The Twitterverse is currently still in debate over the previous S2F model. A lot of it boils down to whether the relationship between S2F and market cap is cointegrated. If it is cointegrated, the model still stands. If the relationship is not cointegrated this would mean that the correlation between S2F and price is spurious. This wasn’t a new discussion. The debate has been going on since the debut of the model. Different people in the industry have tried to falsify the model but failed to do so and even became supporters of the model by concluding that is cointegration between the S2F ratio and price. However, the debate is long from over. There still isn’t clear evidence for cointegration, there are certain tests and frameworks that point to that direction but it is not set in stone yet. 

Another point that could be discussed is why only gold and silver are added to the model. Or even why gold and silver? At the time of writing the price of 1 ounce of gold is $1701 and 1 ounce of palladium is $1775. So not only does palladium is in more abundance than gold it is more expensive. During our own research of the S2F ratio of silver, the ratio fluctuated between 3~ and 20~, depending on how the stock is measured. In Plan B’s case if the S2F is indeed around 20 it would fit the line. However S2F ratios below 15~ won’t fit the line at all. 

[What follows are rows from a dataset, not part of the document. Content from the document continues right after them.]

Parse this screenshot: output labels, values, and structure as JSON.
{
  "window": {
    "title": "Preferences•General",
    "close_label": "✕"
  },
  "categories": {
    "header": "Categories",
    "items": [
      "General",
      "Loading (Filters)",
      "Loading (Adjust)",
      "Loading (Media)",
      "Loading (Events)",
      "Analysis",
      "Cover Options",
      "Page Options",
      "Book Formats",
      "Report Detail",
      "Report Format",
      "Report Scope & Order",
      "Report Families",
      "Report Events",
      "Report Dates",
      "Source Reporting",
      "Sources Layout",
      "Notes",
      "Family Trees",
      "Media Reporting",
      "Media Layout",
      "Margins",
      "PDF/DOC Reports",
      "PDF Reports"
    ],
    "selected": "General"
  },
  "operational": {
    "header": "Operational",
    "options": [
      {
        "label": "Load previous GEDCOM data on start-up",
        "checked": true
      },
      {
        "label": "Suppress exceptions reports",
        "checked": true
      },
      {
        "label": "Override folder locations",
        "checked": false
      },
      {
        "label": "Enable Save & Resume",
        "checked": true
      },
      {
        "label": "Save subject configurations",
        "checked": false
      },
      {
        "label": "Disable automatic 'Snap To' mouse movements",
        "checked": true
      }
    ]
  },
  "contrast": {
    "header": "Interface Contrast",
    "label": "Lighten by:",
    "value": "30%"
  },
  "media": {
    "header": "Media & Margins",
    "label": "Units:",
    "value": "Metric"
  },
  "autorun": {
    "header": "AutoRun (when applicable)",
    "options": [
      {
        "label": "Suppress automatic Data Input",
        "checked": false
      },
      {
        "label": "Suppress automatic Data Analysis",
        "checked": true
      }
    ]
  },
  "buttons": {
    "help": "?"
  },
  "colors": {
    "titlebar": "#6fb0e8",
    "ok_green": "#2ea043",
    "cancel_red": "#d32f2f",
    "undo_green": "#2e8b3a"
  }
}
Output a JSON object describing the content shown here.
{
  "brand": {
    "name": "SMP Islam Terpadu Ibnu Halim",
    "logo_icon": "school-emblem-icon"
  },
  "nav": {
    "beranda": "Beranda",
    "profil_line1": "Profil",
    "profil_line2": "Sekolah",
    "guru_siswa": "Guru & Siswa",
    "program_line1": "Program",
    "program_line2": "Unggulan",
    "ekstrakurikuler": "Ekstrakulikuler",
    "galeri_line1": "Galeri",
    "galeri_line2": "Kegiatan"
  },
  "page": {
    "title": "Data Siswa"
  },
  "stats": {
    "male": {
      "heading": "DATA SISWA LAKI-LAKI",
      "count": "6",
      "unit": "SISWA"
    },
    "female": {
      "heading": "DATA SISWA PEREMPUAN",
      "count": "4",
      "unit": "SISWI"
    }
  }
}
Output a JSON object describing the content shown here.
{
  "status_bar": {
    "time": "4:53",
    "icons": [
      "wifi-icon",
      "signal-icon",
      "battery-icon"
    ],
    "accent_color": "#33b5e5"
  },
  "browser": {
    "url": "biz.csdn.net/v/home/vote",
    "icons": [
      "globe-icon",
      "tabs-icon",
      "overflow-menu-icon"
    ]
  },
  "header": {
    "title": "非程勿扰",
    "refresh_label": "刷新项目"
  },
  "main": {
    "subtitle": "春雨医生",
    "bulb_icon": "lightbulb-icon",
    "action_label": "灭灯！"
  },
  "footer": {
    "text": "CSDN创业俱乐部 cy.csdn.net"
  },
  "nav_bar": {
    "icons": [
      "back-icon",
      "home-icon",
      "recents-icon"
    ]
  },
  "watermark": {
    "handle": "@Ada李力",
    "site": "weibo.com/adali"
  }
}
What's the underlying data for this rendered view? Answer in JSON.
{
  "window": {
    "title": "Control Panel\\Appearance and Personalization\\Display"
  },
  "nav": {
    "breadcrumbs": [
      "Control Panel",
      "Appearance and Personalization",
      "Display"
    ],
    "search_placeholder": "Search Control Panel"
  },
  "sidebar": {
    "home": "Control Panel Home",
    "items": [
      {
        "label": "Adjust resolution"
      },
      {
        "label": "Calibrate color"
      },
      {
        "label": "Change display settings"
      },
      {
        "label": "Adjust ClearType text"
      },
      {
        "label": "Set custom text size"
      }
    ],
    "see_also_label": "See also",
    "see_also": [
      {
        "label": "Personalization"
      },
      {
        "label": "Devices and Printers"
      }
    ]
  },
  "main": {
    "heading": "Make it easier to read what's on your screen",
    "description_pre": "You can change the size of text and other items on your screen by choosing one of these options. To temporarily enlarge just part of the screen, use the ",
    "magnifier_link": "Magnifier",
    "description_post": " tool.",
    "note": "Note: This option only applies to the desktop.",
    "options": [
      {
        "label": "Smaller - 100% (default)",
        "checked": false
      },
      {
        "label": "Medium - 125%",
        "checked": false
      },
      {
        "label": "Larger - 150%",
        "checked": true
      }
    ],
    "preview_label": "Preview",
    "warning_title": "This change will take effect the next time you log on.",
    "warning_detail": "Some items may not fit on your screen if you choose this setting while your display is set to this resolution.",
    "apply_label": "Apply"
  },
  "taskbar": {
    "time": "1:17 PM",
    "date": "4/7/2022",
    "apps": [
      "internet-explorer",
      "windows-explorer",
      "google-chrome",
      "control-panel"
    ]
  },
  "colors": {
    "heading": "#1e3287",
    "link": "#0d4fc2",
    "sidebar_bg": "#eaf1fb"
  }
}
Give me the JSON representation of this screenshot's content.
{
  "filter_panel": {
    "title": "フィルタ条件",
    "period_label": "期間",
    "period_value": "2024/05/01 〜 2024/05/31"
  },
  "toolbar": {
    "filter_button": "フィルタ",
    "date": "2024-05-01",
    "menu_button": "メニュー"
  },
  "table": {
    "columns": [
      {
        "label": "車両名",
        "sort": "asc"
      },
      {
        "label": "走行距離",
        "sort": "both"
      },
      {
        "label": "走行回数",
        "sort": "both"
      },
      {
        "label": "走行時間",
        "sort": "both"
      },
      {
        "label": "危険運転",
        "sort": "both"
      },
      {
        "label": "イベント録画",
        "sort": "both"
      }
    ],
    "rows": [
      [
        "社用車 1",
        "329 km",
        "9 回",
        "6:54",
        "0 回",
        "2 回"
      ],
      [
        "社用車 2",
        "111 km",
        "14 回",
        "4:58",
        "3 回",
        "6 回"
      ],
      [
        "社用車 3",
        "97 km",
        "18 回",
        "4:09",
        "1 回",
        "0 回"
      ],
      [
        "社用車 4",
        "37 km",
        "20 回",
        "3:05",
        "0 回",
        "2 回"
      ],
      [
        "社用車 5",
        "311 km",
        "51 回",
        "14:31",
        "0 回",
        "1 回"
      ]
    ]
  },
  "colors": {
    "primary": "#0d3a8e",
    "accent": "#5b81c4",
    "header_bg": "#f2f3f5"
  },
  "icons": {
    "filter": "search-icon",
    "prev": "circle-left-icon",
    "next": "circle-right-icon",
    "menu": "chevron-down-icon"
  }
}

The final point is that the model proposed by Plan B didn’t take demand and utility into account. Naturally, a model can not contain all the variables. But in this case, maybe it should. In the world of commodities, the S2F ratio can fluctuate depending on the demand. This is not the case for Bitcoin. Therefore adding S2F points of commodities that do fluctuate in the current model can be misleading. The model should use different benchmarks for estimation of how well the regression fits.